May 11, 2013
• Results | Ziemek Interview | Photo Gallery | Brill Wins Steeplechase
COLUMBUS, Ohio -- On a cool day in Columbus, you could almost feel the warm air rushing out from between Zach Ziemek’s lips.
For an athlete quickly becoming known for screams of excitement during competition, it was an understated reaction. But while the exhale itself was quiet, the message sent by his sigh of relief came across loud and clear.
Any pressure Ziemek felt Saturday disappeared when he touched down onto the cushioning of the pit that sat some 15 feet below the bar he’d just cleared. While two events remained on the schedule, a second-attempt clearance at 15 feet, 9 inches in the pole vault essentially made the Wisconsin sophomore a Big Ten champion.
By building on his already solid lead in the vault, Ziemek was able to coast home to his first conference title in the decathlon at the 2013 Big Ten Outdoor Championships. He amassed a lifetime-best score of 7.640 points to easily hold off runner-up Teran Walford of Nebraska (7,432 points) and Kurt Reichenbach of Michigan (7,412), both seniors.
In doing so, Ziemek helped boost the Badgers’ team title chances, as well. UW enters the final day of competition just two points back of leader Nebraska. The Huskers tallied 46.5 points through the meet’s first seven events, with the Badgers racking up 44.5.
“It’s hard to ask for a lot more than we’ve gotten out of our guys so far," UW head coach Ed Nuttycombe said. "They really have done a tremendous job of rising to the occasion, which is something we talk about all the time as a team.
"We’re doing what we need to do, and now it’s just a matter of seeing where that puts us.”

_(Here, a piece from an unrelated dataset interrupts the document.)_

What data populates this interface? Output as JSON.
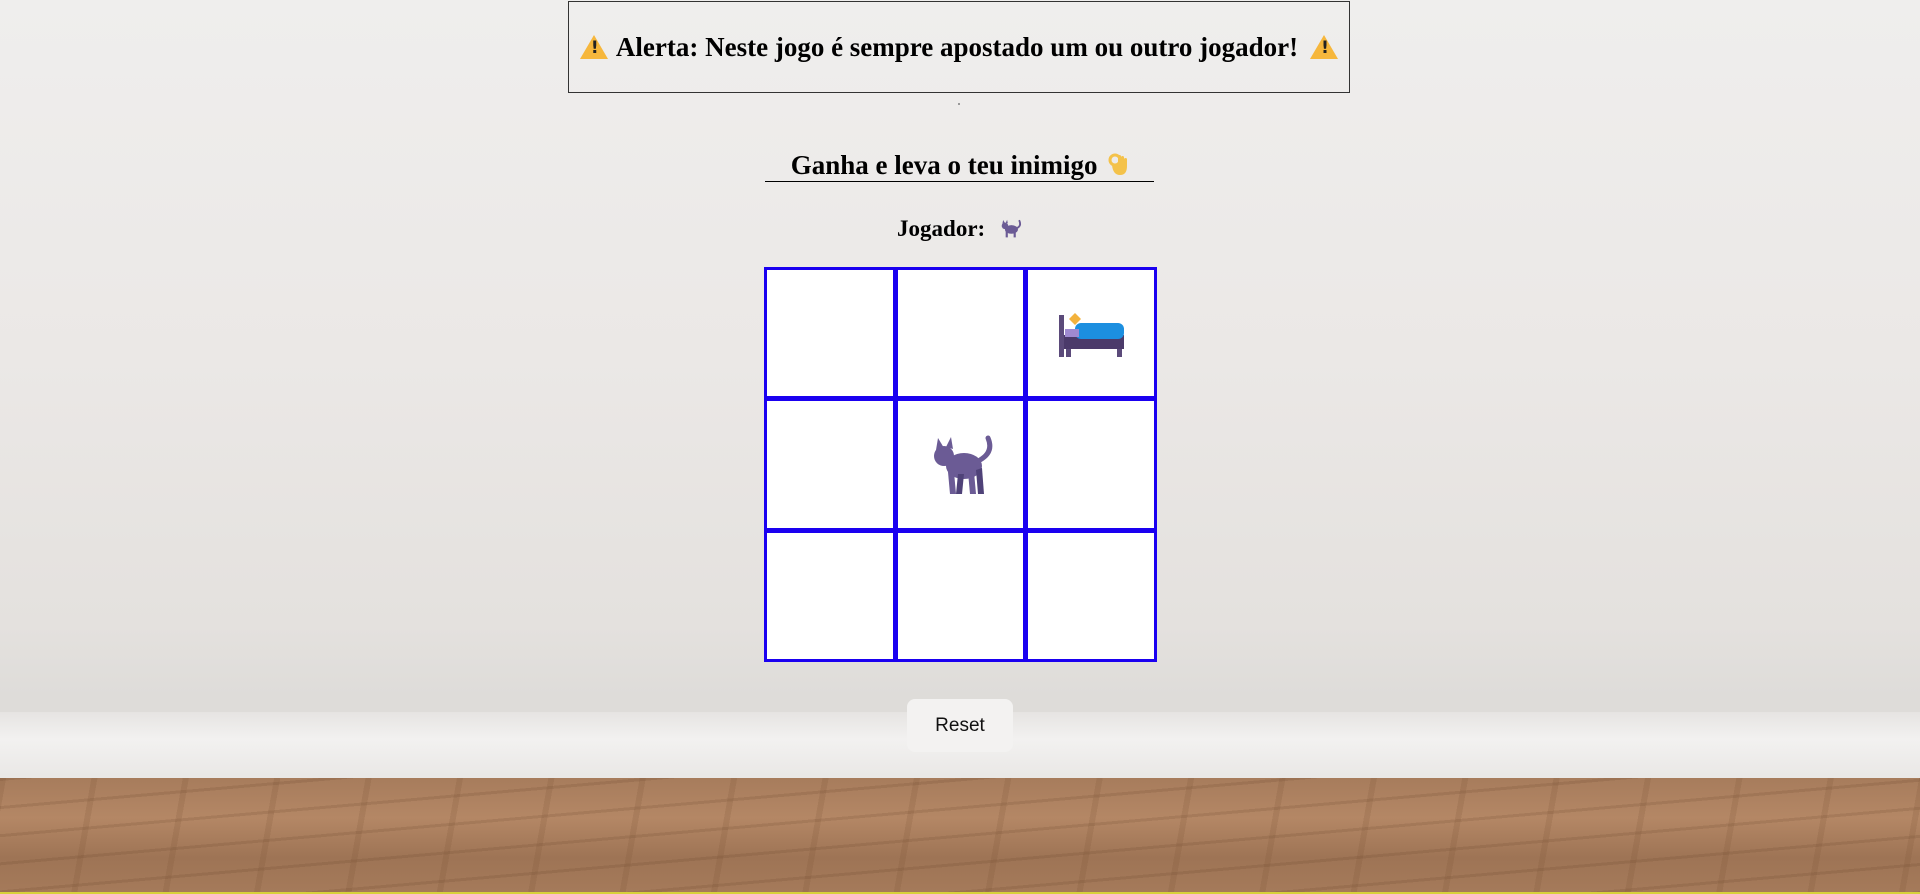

Along with Japheth Cato's third-straight crown in the heptathlon indoors, Ziemek helped the Badgers secure a sweep of the Big Ten's men's combined events titles.
Ziemek and Dorcas Akinniyi, who claimed the heptathlon Saturday, became the first pair of athletes from the same school to sweep the men's and women's multi-event crowns outdoors. UW is also the first Big Ten program to sweep all four combined events championships -- between men and women, indoors and outdoors -- in the same year.
The relief Ziemek felt was deeper than decathletes normally feel when they clear an initial height in the vault, an event that can greatly impact the outcome of the 10-discipline competition.
What normally would be a height of little consequence to Ziemek -- an accomplished vaulter who tied the collegiate record in the heptathlon pole vault with a clearance at 17-8 1/2 at the NCAA indoor championships in March -- carried much more weight in light of the shoulder injury that had dogged him for several weeks.
Ziemek had only returned to the air in practice just prior to the Badgers’ departure from Madison, and Saturday’s clearance on his second attempt at 15-9 was the first bar he’d gotten over since making 16-2 3/4 in a meet on March 30. In fact, Ziemek withdrew from his only previous decathlon this year -- at the Mt. SAC Relays in April -- prior to the vault.
“I was pretty nervous,” he said. “My stomach was really cramping up on me and I took one warm-up and it kind of pinched a little bit, but I was like, ‘Just go out there and do what you need to do.’
“So I just went out there and fought.”
After clearing his opening height, Ziemek passed as the bar went to 16-0 3/4 and then rejoined the competition and got over easily at 16-4 3/4 to tie for the best mark in the field.
“Nutty said, ‘You can start feeling comfortable after the pole vault,’” ZIemek said of the advice from head coach Ed Nuttycombe. “I made that opening height and I had a good lead and I was like, ‘I got this.’”
After that, there was little the competition could do to catch him. He finished out with a solid throw of 176-7 in the javelin and then jogged the 1500 meters in an extremely slow 5:16.40. The opportunity to save energy on the 1500 could benefit Ziemek on Sunday, when he’s back up on the pole looking for all-important team points in the open pole vault, as well as the open triple jump.
After that, it’s on to the NCAA championships. Ziemek’s score of 7,640 ranks ninth nationally based on scores entering the weekend and should place him comfortably in the NCAA field.
“Now, I try and get healthy and place at nationals and help the team out,” he said.
The Badgers also got help from Alex Brill’s title-winning effort in the 3000 steeplechase, as well as a fourth-place showing by Danny Block in the discus and a fourth-place tie for Collin Taylor in the high jump.
The Badgers will need all the points they can manage Sunday as they look to defend last year's outdoor title and secure the Big Ten Triple Crown.
"Nebraska and Illinois probably have a bit of an edge on paper, but we have athletes in 11 of the 14 remaining events," Nuttycombe said. "If we keep performing like we have so far, the Badgers will be in the race (Sunday).”